Мужчина пересел поближе к камину, не удостоив ее ответом. Вид у него был крайне недовольный. Бастьен Мийе не испытывал к дочери ни любви, ни нежности. Когда девочка родилась, он, осыпая весь мир ругательствами, в сердцах плюнул в окно: так рассердился, что его третий ребенок – не мальчик.
С тех пор он старался не замечать эту куколку с глазами-васильками и черными волосиками, когда она тянулась, чтобы взять его за руку, или боязливо улыбалась ему.
– Отец, где мой чемодан? – спросила Изора. – Сейчас переоденусь и помогу маме!
– Остался в повозке, черт бы его побрал! Или ты вообразила, что я буду его за тобой таскать?
– Ничего такого я не думала.
С этими словами она вышла из дома, борясь с чувством беспомощности, мучившим ее на протяжении многих лет. Ветер, дождь, свинцово-серое небо – все только усиливало тягостный мрак, овладевший всем ее существом. У нее была одна отрада – светлые воспоминания, которые она бережно хранила в воображаемой копилке под названием «Прекрасное время, проведенное в семье Маро», но теперь она лишилась и этого.
«Не могу поверить, что Тома женится! – терзалась она по пути в конюшню. – И не на мне! Нам никогда не быть вместе! А ведь я бросала монетки в фонтан желаний, чтобы он взял меня в жены!»
Молодой угольщик сам открыл перед ней дверь родительского дома в квартале От-Террас, располагавшемся ближе всего к стеклозаводу и входу в шахту Пюи-дю-Сантр. Это было до войны, когда люди казались счастливыми. Малышка Анна Маро, от рождения слабенькая, в то время не болела туберкулезом. Жером, младший брат Тома, имел прекрасное зрение; его карие глаза еще не пострадали от разрыва снаряда со шрапнелью. Зильда и Адель вместе с другими женщинами спускались в шахту сортировать уголь – собирали деньги на послушничество у клариссинок
[16].
Онорина Маро заправляла всем в доме – готовила еду, стирала, ухаживала за огородом. Веселая, смешливая женщина, умевшая самым чудесным образом, за пару минут, приготовить детям что-то сладкое.

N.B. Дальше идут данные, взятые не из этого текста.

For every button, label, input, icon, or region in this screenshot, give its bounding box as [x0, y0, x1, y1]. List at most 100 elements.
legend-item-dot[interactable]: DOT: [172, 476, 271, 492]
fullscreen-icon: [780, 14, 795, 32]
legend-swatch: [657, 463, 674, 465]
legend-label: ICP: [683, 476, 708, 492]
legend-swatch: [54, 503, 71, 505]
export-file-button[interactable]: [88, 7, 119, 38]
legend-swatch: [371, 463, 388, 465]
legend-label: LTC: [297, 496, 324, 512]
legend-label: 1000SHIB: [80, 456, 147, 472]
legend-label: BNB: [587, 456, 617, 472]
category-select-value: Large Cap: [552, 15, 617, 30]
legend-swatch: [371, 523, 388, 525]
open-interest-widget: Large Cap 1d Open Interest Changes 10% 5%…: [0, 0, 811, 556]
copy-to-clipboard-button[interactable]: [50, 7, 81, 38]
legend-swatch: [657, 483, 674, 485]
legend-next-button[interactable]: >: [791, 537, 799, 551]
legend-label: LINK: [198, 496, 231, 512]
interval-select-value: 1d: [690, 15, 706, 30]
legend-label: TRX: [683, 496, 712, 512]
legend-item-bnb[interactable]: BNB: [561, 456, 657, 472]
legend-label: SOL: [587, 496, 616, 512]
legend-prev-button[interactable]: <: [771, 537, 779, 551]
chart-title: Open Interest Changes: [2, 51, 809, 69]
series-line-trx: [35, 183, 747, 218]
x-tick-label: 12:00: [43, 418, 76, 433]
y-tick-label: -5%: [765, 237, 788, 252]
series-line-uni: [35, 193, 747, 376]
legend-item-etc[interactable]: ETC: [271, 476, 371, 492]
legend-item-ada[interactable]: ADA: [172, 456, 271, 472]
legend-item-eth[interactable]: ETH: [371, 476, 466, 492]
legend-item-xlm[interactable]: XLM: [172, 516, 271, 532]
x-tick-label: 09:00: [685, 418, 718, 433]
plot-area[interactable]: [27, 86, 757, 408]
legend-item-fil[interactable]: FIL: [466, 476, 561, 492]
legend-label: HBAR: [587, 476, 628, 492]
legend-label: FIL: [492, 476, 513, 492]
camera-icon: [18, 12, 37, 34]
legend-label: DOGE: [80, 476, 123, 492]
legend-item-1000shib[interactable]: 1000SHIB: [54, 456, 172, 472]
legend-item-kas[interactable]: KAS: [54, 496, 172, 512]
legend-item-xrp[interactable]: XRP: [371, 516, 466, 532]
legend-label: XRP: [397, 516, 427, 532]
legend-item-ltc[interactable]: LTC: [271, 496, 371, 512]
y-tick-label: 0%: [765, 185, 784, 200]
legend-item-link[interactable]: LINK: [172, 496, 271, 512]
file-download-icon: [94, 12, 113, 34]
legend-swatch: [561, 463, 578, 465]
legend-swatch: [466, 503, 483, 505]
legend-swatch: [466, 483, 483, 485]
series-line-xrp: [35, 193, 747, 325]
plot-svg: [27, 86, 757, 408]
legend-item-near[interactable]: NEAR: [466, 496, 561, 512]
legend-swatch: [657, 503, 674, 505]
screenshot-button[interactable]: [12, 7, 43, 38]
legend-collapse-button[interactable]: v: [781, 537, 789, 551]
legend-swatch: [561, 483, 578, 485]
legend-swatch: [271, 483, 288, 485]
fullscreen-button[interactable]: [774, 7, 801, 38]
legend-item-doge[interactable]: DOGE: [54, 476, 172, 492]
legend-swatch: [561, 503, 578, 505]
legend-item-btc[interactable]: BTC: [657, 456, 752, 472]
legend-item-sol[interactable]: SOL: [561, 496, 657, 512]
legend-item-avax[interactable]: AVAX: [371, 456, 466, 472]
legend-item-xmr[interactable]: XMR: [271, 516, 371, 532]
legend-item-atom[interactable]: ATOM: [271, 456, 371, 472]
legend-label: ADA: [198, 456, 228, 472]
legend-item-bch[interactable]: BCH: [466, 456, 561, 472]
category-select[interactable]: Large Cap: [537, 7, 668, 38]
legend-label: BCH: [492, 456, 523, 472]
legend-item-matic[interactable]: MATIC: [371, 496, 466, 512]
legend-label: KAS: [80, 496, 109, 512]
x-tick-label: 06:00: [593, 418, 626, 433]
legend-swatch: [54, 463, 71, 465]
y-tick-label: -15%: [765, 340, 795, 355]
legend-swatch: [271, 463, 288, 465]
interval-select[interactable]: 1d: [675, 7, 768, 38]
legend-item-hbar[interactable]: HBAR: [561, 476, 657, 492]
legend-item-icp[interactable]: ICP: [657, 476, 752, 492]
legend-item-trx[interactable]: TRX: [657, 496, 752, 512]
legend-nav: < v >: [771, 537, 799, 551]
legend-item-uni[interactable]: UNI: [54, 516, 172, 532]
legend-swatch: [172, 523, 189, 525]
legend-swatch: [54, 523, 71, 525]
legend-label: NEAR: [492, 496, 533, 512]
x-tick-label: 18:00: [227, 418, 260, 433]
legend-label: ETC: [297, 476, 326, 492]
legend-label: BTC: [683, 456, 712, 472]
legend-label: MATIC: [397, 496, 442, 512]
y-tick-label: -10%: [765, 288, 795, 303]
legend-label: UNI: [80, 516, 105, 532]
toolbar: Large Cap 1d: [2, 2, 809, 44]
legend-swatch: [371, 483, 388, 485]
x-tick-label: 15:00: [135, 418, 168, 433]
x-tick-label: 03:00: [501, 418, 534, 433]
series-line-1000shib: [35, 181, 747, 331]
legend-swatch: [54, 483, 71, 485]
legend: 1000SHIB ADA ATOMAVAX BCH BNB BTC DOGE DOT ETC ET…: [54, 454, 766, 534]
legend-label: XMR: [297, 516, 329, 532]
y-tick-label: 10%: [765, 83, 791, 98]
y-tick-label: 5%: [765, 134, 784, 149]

«Теперь она любит Йоланту, – еще больше помрачнела Изора, останавливаясь у стойла с лошадью – одной из нескольких тягловых, которых отец держал на ферме. – Я бы и рада относиться к ней по-хорошему, к этой польке, но не могу! Я просто ненавижу ее!»
Она прижалась лбом к деревянной подпорке. По щекам потекли крупные слезы. «Тома, Тома, Тома… – как молитву, повторяла она. – Ты сейчас под землей, но завтра мы с тобой увидимся. Не может быть по-другому…»
Слегка склонив набок голову, Изора Мийе с чемоданом в руке медленным шагом вернулась в родительский дом, не надеясь найти там сочувствие. Она мечтала только об одном – о тарелке рагу, которая подарит ей почти животную радость насыщения.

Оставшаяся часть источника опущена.